The Future Of Big Data Looks Like Streaming

Big data is big news, but it’s still in its infancy. While most enterprises at least talk about launching Big Data projects, the reality is that very few do in any significant way. In fact, according to new survey data from Dimensional, while 91% of corporate data professionals have considered investment in Big Data, only 5% actually put any investment into a deployment, and only 11% even had a pilot in place.


Justin Langseth

Perhaps the biggest reason is that Big Data technologies are still way too hard to use—and sometimes insufficient for the kinds of data enterprises want to put to work. 

But that’s changing. Last week I sat down with Justin Langseth, CEO of Zoomdata, to drill into the future of big data, and to better understand the intersection between batch-oriented technologies like Hadoop’s MapReduce and Spark, a real-time processing engine . While I published excerpts from that conversation in an earlier ReadWrite piece, it’s really worth reading Langseth’s observations in total. 

See also: Batch Your Big Data Jobs—Or Stream Them?

Real Time Gets Real

ReadWrite: Hadoop has been all about batch processing, but the new world of streaming analytics is all about real time and involves a different stack of technologies.

Langseth: Yes, however I would not entangle the concepts of real-time and streaming. Real-time data is obviously best handled as a stream. But it’s possible to stream historical data as well, just as your DVR can stream Gone with the Wind or last week’s American Idol to your TV. 

 This distinction is important, as we at Zoomdata believe that analyzing data as a stream adds huge scalability and flexibility benefits, regardless of if the data is real-time or historical.  

RW: So what are the components of this new stack? And how is this new big data stack impacting enterprise plans? 

JL: The new stack is in some ways an extension of the old stack, and in some ways really new. 

Data has always started its life as a stream. A stream of transactions in a point of sale system. A stream of stocks being bought and sold. A stream of agricultural goals being traded for valuable metals in Mesopotamia. 

Traditional ETL processes would batch that data up and kill its stream nature. They did so because the data could not be transported as a stream, it needed to be loaded onto removable disks and tapes to be transported from place to place.  

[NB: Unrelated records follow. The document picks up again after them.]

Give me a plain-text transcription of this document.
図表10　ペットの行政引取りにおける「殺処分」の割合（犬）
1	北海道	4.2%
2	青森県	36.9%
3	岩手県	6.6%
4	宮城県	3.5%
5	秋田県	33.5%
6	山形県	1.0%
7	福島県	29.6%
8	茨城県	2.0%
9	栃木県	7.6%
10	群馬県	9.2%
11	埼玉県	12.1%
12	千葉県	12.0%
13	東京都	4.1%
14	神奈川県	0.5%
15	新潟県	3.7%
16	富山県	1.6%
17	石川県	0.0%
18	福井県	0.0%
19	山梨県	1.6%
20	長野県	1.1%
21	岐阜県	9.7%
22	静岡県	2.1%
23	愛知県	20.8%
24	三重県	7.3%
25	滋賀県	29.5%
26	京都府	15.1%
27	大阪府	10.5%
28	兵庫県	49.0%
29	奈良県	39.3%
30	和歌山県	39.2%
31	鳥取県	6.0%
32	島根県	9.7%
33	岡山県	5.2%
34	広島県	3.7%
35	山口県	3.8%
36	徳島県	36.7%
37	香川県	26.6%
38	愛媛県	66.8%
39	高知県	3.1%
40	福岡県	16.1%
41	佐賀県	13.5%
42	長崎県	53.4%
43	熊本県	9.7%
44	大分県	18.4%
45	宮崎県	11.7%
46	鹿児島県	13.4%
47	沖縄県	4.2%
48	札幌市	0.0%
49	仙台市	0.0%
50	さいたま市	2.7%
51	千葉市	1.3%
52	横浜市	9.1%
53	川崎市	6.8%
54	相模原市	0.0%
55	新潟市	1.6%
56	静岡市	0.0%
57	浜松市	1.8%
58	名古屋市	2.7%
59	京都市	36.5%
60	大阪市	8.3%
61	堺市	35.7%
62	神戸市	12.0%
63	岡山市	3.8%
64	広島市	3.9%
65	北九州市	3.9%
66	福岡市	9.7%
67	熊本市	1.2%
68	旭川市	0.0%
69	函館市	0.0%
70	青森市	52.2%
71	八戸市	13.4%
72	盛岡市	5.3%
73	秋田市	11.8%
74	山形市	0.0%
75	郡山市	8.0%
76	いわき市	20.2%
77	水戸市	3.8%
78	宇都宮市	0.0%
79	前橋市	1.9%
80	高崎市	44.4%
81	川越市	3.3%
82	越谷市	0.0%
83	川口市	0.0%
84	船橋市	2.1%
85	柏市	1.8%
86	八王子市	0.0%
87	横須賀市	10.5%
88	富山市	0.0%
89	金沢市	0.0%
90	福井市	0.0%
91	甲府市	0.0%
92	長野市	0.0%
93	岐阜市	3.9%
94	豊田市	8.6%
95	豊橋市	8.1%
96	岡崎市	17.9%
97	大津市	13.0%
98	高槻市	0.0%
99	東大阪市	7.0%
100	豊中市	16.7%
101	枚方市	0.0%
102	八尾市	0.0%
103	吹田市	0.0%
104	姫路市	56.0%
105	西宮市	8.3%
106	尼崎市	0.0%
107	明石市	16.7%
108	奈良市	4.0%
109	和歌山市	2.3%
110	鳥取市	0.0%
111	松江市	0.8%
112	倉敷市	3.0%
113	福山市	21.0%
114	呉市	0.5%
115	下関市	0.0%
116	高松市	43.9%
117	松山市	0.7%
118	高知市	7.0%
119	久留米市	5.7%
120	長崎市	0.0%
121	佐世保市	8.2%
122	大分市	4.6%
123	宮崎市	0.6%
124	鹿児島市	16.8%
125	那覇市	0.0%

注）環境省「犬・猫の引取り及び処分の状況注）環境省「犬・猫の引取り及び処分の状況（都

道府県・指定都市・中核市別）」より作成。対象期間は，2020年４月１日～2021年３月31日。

But now it is possible to take streams from their sources, through any enrichment or transformation processes, through analytical systems, and into the data’s “final resting place”—all as a stream. There is no real need to batch up data given today’s modern architectures such as Kafka and Kinesis, modern data stores such as MongoDB, Cassandra, Hbase, and DynamoDB (which can accept and store data as a stream), and modern business intelligence tools like the ones we make at Zoomdata that are able to process and visualize these streams as well as historical data, in a very seamless way. 

Just like your home DVR can play live TV, rewind a few minutes or hours, or play moves from last century, the same is possible with data analysis tools like Zoomdata that treat time as a fluid.

Throw That Batch In The Stream

Also we believe that those who have proposed a “Lambda Architecture,” effectively separating paths for real-time and batched data, are espousing an unnecessary trade-off, optimized for legacy tooling that simply wasn’t engineered to handle streams of data be they historical or real-time. 

At Zoomdata we believe that it is not necessary to separate-track real-time and historical, as there is now end-to-end tooling that can handle both from sourcing, to transport, to storage, to analysis and visualization.

RWSo this shift toward streaming data is real, and not hype?

JL: It’s real. It’s affecting modern deployments right now, as architects realize that it isn’t necessary to ever batch up data, at all, if it can be handled as a stream end-to-end. This massively simplifies Big Data architectures if you don’t need to worry about batch windows, recovering from batch process failures, etc. 

So again, even if you don’t need to analyze data from five seconds or even five minutes ago to make business decisions, it still may be simplest and easiest to handle the data as a stream. This is a radical departure from the way things in big data have been done before, as Hadoop encouraged batch thinking. 

But it is much easier to just handle data as a stream, even if you don’t care at all—or perhaps not yet—about real-time analysis.

RW: So is streaming analytics what Big Data really means?

JL: Yes. Data is just like water, or electricity. You can put water in bottles, or electricity in batteries, and ship them around the world by planes trains and automobiles. For some liquids, such as Dom Perignon, this makes sense. For other liquids, and for electricity, it makes sense to deliver them as a stream through wires or pipes. It’s simply more efficient if you don’t need to worry about batching it up and dealing with it in batches. 

Data is very similar. It’s easier to stream big data end-to-end than it is to bottle it up.